Identity governance, in addition to security, should also address user expectations : comfort, efficiency and reactivity in order to contribute to gains in productivity. Users need quick access to the right resources at the right time.
Identity governance focuses on accelerating the digital transformation of these companies so that they can focus on their core businesses.
Discover the details of a project conducted for a material distribution company listed on the CAC 40
This company ranks among the leaders in material distribution and represents 17% of its Group’s revenue.
The identity management project’s aim was to meet the needs of 30 000 users, with respect to the data quality of HR, simple data management, and entitlements.
The following was observed in the existing solution:
- The company had several directories, stemming from systems with different base technologies
- The business needs were numerous (workflows, hierarchical approvals, business recipients)
- The company desired that HR information be more relevant (Who does what? Where is the user? Is the user active or inactive?)

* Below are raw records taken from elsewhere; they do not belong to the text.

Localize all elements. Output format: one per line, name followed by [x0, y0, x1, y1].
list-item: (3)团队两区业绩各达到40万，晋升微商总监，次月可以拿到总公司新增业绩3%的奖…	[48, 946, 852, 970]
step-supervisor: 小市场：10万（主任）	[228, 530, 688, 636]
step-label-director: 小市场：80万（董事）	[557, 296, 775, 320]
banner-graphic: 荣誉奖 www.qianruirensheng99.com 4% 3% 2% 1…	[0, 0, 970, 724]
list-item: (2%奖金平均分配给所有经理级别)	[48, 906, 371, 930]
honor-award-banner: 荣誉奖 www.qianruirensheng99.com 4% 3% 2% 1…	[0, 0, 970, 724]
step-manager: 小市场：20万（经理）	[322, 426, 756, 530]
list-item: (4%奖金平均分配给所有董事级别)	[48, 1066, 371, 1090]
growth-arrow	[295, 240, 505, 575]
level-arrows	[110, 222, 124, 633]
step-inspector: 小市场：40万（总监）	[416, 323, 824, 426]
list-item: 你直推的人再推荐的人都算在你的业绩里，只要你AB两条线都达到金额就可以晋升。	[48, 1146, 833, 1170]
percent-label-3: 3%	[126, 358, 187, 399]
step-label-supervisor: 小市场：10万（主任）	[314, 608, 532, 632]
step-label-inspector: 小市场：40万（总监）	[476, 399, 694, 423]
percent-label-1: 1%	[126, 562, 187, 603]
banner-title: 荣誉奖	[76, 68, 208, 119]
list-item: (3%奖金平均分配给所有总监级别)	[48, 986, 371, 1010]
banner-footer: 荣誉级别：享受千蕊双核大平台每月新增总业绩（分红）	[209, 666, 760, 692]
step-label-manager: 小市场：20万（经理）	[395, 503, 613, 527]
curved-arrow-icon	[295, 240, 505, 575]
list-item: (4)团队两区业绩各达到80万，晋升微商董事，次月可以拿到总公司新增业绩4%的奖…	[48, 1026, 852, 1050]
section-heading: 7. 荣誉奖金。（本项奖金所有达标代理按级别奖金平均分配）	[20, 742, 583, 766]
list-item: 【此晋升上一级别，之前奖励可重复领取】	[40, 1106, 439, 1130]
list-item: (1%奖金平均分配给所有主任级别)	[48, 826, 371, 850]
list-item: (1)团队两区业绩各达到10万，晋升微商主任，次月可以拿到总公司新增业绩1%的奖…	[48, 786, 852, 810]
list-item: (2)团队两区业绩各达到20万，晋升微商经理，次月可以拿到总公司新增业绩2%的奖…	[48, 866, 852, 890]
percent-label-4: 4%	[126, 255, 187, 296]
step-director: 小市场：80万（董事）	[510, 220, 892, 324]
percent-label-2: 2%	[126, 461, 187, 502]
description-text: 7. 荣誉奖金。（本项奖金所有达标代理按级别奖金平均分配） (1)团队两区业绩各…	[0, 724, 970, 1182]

Project goals were the following:
- A centralized solution
- An identity reference repository updated daily with data from the HR system
- A self-service portal for users which would give them more autonomy and lower support costs
- A solution accessible via Android and iOS cellphones
The project covers three themes:
- Creation of a company-wide directory
- Management of identity lifecycles
- Management of entitlements, both applicative and equipment/physical access devices
Now installed, Usercube manages 30 000 user records, 4 500 sales point records, and 59 organizational charts, some of which integrate up to 8 levels.
The project lasted 5 months, from the kick-off to the availability of the company-wide directory.
In France, identity governance in the health vertical subject to a government program called Digital Hospital. This program recommends implementing modernization and development plans for hospital IT systems and accompanies these organizations in their IT and communication transformations.
Identity governance aligns with requirements to reduce costs, optimize processes, maintain confidentiality, control access to patient data, while industrializing access to resources and applications so that each nurse, doctor, and internal or external agent will have exactly the right access levels at the right times, which in this domain could mean extremely short timeframes.